During the winter months, there was an area close by my neighborhood where the snow plows would pile the snow high so we had a little mountain to conquer. We all took turns playing “king of the hill” to see who would last the longest before relinquishing his throne. We all got a few bumps and bruises. There were also times on weekends when a parent would join in and he would eventually let us push him off the peak.

Other games we played included kick the can, who could climb the highest in the pine trees (we got pine pitch all over us), capture the flag, and kickball as well as tackle football. We would also go to the park in the spring and summer and have pick-up baseball games and yes, using hard balls without any helmets. Remember, we had no cable TV and only 3 stations and video games were still science fiction.

Those were the good old days of the ‘50s when you fell off your bike, you got back on and kept going, skinned elbow and all. Once you got home, your mother would wash it (if it really needed it), use a little Mercurochrome along with a band aid.

Sure we argued amongst ourselves and got in frequent fights which occasionally resulted in a bloody nose, lip, or a black eye. But if feelings were hurt, they never lasted and we were still best friends the next day. This was all part of growing up and we realized with every game we played there would be winners and losers. If you lost one day, you played harder the next and eventually even some of the consistent losers tended to win. That’s life; you can’t win all the time and you shouldn’t expect to.

Does anyone wonder why, at least in my opinion, the kids today tend to be soft except for the muscles in their thumbs from playing video games? I see it in my neighborhood where the most exercise I see kids’ getting is riding these expensive bicycles with more gears then they will ever need. We were outside all the time in good weather and got quite tan without the tanning beds or the spray on version. I also don’t recall any of the kids I grew up with as being overweight. We ran or rode our bikes – three speed versions at best – without helmets. I will admit helmets are a good idea, but back then we wouldn’t ever be caught wearing one.

In addition to the political correctness that has invaded our youth by way of complaints by a few parents concerning dodgeball, I also see it rearing its head at another level in our local schools. When I was in junior high and high school, there were maybe 10-15 students who made the high honor roll (not me) and 40-50 on the honor roll. Today, when I read the local paper, there are 25-30 with high honors and it seems like the remainder of students are on the honor roll. They are either ALL very good students (which I doubt) or it’s another case on not wanting to single out kids who haven’t worked as hard. We don’t want anyone to have their feelings hurt but this is also going too far. It certainly looks as if the standards have been considerably lowered.

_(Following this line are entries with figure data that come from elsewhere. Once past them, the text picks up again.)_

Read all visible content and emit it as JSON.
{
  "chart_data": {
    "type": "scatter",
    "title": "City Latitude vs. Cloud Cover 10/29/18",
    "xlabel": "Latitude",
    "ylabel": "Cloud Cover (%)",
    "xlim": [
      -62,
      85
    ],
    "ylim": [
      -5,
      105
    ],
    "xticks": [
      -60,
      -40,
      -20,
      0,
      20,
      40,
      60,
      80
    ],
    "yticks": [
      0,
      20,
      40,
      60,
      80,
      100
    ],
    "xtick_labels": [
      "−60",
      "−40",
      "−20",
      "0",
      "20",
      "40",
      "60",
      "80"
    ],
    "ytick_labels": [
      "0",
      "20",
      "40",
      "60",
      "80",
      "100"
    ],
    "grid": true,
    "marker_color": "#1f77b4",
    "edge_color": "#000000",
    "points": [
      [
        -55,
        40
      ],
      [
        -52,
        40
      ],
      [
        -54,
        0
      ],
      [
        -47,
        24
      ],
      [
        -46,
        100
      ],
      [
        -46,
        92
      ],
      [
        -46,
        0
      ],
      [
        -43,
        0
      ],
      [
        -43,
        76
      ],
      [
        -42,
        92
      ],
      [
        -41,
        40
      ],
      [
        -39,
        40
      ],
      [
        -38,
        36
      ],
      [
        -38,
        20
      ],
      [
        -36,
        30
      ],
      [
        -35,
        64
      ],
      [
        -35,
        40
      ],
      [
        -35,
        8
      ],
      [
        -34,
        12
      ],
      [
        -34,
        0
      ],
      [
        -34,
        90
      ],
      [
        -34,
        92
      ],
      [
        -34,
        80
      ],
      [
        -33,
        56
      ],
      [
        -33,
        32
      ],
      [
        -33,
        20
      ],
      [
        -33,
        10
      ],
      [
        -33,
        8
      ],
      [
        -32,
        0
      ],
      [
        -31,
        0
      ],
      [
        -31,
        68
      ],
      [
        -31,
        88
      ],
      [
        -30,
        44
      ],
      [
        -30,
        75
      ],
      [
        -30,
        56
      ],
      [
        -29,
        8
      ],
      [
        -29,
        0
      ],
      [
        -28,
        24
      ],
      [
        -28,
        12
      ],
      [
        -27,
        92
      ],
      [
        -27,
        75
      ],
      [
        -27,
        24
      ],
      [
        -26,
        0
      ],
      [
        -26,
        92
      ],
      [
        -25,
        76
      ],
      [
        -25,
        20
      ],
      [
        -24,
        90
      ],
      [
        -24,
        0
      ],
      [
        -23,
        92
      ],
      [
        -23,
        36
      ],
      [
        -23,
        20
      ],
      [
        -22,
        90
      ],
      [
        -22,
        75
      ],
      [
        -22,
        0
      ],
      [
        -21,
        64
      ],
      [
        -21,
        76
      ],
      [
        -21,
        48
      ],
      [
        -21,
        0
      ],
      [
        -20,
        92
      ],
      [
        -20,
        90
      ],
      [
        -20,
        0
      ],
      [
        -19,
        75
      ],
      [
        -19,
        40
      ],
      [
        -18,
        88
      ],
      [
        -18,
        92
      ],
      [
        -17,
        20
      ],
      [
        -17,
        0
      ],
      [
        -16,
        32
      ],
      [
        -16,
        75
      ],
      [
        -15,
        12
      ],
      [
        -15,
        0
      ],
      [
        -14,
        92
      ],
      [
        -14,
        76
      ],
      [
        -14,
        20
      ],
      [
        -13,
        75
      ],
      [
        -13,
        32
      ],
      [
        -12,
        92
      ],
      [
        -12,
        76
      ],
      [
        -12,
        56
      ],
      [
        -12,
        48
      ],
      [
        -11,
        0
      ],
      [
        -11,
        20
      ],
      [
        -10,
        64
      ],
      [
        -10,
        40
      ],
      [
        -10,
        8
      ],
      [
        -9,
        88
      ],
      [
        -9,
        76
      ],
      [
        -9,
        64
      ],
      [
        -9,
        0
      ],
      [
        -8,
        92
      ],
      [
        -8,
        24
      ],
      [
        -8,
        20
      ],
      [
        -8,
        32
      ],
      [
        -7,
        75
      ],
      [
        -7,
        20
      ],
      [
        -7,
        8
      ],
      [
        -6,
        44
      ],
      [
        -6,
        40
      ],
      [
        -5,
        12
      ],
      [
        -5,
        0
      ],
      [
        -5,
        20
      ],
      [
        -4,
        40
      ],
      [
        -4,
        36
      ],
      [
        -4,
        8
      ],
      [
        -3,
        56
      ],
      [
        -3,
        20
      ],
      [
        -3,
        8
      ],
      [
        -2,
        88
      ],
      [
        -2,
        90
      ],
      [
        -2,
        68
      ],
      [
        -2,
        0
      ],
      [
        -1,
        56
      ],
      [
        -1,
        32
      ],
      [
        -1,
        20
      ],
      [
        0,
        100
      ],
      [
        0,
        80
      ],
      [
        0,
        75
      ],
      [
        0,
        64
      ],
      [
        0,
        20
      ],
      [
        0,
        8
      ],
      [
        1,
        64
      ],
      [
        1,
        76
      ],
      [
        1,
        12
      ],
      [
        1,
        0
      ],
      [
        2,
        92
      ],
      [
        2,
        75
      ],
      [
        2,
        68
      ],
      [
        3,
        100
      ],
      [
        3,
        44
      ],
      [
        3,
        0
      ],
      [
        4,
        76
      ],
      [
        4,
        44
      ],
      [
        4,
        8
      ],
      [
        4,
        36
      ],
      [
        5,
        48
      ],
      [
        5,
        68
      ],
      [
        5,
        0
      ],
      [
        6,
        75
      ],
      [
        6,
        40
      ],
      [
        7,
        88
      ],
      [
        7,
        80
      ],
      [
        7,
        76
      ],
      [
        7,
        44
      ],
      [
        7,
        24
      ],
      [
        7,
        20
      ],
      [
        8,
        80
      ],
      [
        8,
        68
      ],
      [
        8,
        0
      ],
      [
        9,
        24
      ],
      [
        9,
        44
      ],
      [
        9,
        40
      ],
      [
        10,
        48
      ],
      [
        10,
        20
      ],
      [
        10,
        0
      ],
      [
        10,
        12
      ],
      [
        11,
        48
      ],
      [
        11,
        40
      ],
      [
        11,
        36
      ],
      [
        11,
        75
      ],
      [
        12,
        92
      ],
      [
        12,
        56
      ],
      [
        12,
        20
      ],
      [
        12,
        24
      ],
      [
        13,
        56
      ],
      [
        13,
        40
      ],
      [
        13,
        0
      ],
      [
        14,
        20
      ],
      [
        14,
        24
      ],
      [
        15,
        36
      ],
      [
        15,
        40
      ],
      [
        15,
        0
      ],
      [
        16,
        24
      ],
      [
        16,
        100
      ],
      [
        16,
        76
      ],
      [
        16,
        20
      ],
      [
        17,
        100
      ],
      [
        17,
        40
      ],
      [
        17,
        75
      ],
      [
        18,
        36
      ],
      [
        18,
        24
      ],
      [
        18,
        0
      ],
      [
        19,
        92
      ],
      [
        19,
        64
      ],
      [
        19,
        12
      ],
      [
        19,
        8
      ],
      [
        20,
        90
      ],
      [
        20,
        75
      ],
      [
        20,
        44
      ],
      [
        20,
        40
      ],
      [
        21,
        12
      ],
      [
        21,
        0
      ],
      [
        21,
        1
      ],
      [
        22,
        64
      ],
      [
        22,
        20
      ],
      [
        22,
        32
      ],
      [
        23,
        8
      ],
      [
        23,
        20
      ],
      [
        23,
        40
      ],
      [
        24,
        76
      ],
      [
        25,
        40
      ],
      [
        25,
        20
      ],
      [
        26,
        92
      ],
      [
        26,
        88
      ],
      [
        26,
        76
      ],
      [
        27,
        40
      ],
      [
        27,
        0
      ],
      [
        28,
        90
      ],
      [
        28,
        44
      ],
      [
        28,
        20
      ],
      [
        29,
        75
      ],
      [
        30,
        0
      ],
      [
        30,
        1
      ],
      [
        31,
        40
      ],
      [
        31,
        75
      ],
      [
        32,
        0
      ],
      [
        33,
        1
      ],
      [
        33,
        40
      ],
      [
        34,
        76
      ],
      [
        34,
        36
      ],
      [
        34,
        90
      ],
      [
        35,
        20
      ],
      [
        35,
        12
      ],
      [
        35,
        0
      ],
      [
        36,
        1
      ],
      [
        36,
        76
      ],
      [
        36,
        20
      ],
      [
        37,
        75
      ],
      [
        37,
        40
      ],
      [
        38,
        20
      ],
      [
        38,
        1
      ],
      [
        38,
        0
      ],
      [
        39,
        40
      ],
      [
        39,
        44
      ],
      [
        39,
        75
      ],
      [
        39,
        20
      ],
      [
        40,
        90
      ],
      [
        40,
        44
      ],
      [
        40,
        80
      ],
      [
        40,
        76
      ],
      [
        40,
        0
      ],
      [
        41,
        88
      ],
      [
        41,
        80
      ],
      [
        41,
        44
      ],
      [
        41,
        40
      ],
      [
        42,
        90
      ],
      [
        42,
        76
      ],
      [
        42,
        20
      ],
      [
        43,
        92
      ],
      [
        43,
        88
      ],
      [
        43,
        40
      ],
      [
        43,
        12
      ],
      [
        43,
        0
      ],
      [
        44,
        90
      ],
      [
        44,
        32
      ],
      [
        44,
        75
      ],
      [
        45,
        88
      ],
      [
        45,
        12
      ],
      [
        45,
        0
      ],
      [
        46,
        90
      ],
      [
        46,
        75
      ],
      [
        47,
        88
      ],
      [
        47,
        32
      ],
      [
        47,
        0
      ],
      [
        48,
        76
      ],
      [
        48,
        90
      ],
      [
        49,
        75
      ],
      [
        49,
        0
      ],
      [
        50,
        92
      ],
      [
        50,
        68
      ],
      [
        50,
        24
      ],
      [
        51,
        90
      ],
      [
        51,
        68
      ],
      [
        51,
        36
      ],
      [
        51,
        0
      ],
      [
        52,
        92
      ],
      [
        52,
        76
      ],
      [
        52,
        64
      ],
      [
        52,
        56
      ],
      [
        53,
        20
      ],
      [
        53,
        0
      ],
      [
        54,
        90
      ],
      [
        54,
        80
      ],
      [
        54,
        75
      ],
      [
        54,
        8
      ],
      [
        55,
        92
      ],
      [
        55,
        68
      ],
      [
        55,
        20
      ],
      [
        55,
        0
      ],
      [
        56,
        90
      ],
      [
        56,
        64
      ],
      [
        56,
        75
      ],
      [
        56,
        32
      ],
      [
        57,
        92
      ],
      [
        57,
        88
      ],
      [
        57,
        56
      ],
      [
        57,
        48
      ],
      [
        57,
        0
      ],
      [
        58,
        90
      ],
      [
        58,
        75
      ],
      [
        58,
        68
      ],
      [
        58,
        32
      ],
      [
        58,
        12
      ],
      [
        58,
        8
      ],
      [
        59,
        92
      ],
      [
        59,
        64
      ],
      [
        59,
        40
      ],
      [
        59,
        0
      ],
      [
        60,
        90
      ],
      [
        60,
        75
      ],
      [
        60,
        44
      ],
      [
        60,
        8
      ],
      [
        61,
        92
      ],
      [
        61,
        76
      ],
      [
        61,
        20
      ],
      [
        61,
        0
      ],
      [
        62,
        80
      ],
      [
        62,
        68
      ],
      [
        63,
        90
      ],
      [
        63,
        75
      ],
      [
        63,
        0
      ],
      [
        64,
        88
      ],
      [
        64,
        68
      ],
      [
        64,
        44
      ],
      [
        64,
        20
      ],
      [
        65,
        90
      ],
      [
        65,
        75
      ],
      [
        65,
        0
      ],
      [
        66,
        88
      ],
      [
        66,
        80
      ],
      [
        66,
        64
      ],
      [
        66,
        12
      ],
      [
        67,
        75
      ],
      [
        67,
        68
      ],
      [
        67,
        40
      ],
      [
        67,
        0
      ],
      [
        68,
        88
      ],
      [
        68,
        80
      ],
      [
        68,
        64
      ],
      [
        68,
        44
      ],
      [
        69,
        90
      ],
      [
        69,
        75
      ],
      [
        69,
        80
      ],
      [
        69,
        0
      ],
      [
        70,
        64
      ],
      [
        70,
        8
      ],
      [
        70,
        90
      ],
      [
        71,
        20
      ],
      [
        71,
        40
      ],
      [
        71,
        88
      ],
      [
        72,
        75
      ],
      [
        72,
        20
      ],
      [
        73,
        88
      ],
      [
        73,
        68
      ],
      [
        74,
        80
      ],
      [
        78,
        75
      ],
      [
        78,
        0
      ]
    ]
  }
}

They will have a rude awakening when they’re out in the real world and realize everyone is not a winner and they better quickly develop a thick skin.

Bullying is indeed a problem and, I suspect, always has been. I recently looked at some current information and the statistics are very telling. It’s not only physical but also emotional and verbal abuse that some children face every day from a variety of peer groups. I don’t think bullies are not born but are exposed to this behavior in the home. Parents have to act and not blame teachers or the schools. However, schools need to take immediate action when this is observed since the child being bullied is not likely to report it for fear of more reprisals.

My heart goes out to these kids, particularly those who fear going to school, leaving their homes and, most of all, those who go to the extreme of ending their lives to stop the torment. However, banning games that have been played for decades is not the answer, so please leave dodgeball alone.